Well, not *you*, but a friend of mine.
A friend of mine lives in the UK, but, for the last few years, he has come to the States for 3 weeks every three months or so for his job (he works for a US company). When he comes, I get to spend a reasonable amount of time visiting with him on the weekends. We usually have lots of fun, I get a nice change to my normal routine, and most times, I end up going places I wouldn't normally go.
And, he's my oyster buddy :-) He introduced me to the joys of raw oysters and when he's here, we have oysters at least once during his visit.

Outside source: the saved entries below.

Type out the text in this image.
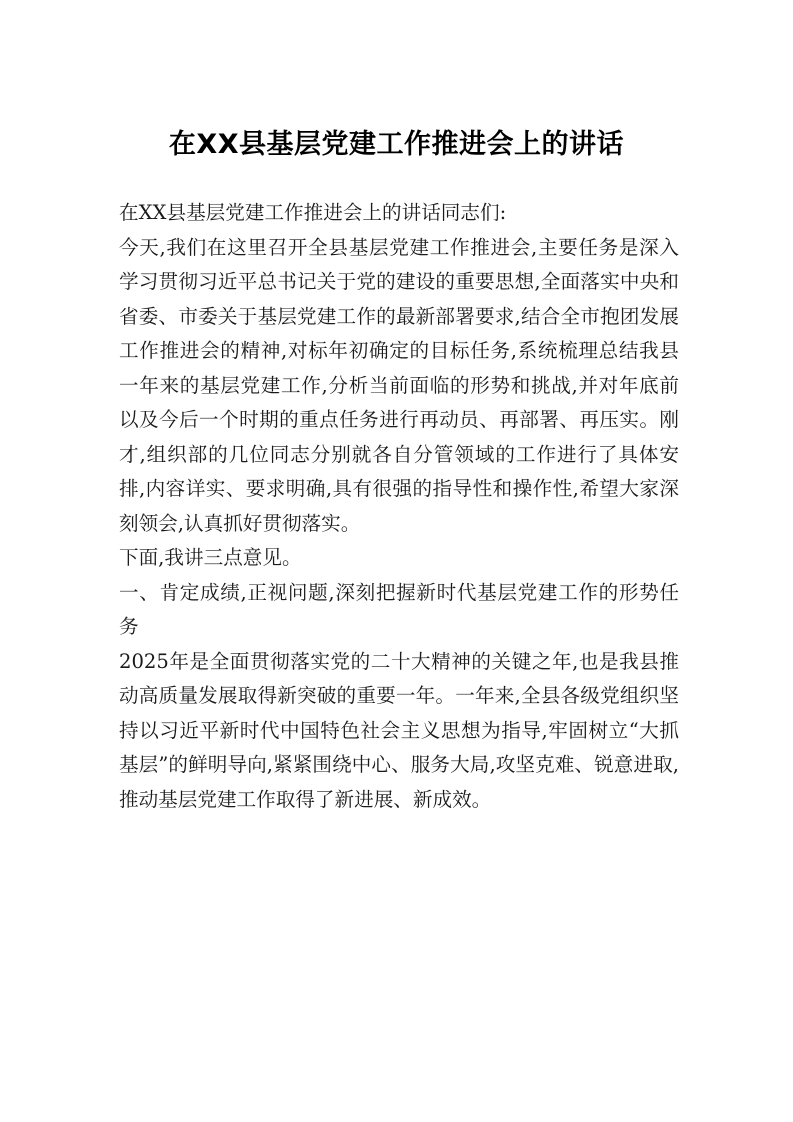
在XX县基层党建工作推进会上的讲话

在XX县基层党建工作推进会上的讲话同志们:

今天,我们在这里召开全县基层党建工作推进会,主要任务是深入学习贯彻习近平总书记关于党的建设的重要思想,全面落实中央和省委、市委关于基层党建工作的最新部署要求,结合全市抱团发展工作推进会的精神,对标年初确定的目标任务,系统梳理总结我县一年来的基层党建工作,分析当前面临的形势和挑战,并对年底前以及今后一个时期的重点任务进行再动员、再部署、再压实。刚才,组织部的几位同志分别就各自分管领域的工作进行了具体安排,内容详实、要求明确,具有很强的指导性和操作性,希望大家深刻领会,认真抓好贯彻落实。

下面,我讲三点意见。

一、肯定成绩,正视问题,深刻把握新时代基层党建工作的形势任务

2025年是全面贯彻落实党的二十大精神的关键之年,也是我县推动高质量发展取得新突破的重要一年。一年来,全县各级党组织坚持以习近平新时代中国特色社会主义思想为指导,牢固树立“大抓基层”的鲜明导向,紧紧围绕中心、服务大局,攻坚克难、锐意进取,推动基层党建工作取得了新进展、新成效。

Recently, he's decided it's time to find another job. And I agree. He's very, very smart, driven, and extremely motivated to create great software products. Not something he can do in his current job. He's been dissatisfied with his work for awhile, but giving up the frequent trips to visit his US friends has kept him holding on. But, to no one's surprise, he's reached his limit and is now ready to find a new job (and he has a few options lined up). It all makes sense to me and I am happy that he's ready to do something that's more satisfying and more in line with his talents.
A day later after we talked about this, I suddenly realized that I'm going to miss his visits. And, I'm totally surprised. He's a good friend, but we're not especially close. When he's not here, we don't communicate much. And while we have good times together, we don't share close, personal things very often. So, I'm surprised at how much I suddenly feel a loss. I know that I'll visit him, and I'm sure he'll come for visits as well -- he has a lot of friends here. But, I didn't realize how much his visits had become a part of my general routine. Once every three months, there he was.
Today, I felt oddly happy and sad. Happy that my friend has a bright future ahead of him and is going to go out and reach for it. And yet so sad that this change means I won't have as many fun times with a friend who, apparently, has come to mean more to me than I realized.